Branching random walk with infinite progeny mean: A tale of two tails

We study the extremes of branching random walks under the assumption that the underlying Galton- Watson tree has infinite progeny mean. It is assumed that the displacements are either regularly varying or they have lighter tails. In the regularly varying case, it is shown that the point process sequence of normalized extremes converges to a Poisson random measure. We study the asymptotics of the scaled position of the rightmost particle in the nth generation when the tail of the displacement behaves like exp(-K(x)), where either K is a regularly varying function of index r > 0, or K has an exponential growth.
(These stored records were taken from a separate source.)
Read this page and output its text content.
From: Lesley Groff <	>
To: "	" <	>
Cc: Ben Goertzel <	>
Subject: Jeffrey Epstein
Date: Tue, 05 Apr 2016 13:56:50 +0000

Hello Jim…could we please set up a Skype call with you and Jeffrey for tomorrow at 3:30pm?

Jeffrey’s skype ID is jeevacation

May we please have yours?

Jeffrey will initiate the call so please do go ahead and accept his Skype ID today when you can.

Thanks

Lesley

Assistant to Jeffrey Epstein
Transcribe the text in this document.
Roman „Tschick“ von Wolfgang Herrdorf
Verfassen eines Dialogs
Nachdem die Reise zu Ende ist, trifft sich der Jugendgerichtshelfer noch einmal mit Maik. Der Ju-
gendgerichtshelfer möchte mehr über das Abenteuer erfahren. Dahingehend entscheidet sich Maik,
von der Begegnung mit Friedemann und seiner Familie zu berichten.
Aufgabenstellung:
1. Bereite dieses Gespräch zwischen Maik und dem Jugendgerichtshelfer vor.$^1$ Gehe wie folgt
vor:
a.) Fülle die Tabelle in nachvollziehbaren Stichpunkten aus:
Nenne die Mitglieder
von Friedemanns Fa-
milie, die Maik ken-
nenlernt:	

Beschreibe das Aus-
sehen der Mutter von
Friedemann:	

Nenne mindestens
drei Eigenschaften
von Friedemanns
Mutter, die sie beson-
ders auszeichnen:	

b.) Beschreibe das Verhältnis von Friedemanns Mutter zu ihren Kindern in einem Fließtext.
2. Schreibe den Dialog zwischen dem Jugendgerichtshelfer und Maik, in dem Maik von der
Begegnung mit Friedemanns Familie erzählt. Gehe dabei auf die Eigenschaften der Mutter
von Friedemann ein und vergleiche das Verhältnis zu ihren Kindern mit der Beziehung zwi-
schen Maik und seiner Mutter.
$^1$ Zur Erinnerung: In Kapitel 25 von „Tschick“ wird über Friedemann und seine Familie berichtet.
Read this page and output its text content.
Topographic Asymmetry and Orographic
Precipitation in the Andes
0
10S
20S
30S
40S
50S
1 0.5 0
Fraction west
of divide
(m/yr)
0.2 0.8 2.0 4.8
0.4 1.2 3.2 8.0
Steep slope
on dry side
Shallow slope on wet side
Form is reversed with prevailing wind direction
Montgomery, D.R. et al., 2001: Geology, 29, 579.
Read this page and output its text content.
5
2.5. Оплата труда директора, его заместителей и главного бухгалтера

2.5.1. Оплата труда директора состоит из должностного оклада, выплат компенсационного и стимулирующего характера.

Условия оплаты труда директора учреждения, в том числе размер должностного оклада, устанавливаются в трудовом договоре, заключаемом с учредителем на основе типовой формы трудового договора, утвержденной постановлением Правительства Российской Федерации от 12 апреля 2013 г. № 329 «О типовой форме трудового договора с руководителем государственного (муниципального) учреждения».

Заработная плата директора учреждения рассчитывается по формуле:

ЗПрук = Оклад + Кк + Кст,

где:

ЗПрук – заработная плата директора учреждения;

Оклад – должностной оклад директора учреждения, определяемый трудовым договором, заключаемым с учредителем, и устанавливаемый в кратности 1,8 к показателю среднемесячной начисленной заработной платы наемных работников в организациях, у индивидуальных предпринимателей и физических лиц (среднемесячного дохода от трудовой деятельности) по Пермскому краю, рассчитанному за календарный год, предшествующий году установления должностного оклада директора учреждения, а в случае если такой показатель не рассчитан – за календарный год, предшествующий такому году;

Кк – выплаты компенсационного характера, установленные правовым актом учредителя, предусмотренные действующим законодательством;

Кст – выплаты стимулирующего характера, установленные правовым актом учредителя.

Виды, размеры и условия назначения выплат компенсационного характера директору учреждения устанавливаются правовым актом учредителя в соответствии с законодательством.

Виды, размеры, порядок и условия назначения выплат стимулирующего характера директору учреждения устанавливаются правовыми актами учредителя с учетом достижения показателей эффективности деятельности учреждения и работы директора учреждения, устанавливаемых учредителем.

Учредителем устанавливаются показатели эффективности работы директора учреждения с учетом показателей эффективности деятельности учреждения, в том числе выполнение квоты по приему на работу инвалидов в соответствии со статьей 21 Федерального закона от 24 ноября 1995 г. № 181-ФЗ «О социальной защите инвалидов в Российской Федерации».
We identify the exact scaling of the maxima in all cases and show the existence of a non-trivial limit when r >1. (c) 2023 The Authors. Published by Elsevier B.V. This is an open access article under the CC BY license (http://creativecommons.org/licenses/by/4.0/). MSC: primary 60J80; 05C81; secondary 60G70

Automated summary

We study the extremes of branching random walks where the underlying Galton-Watson tree has infinite progeny mean. The displacements are either regularly varying or have lighter tails. In the regularly varying case, we find that the sequence of normalized extremes converges to a Poisson random measure. We also analyze the scaled position of the rightmost particle in the nth generation when the tail of the displacement behaves like exp(-K(x)), and identify the exact scaling of the maxima in all cases.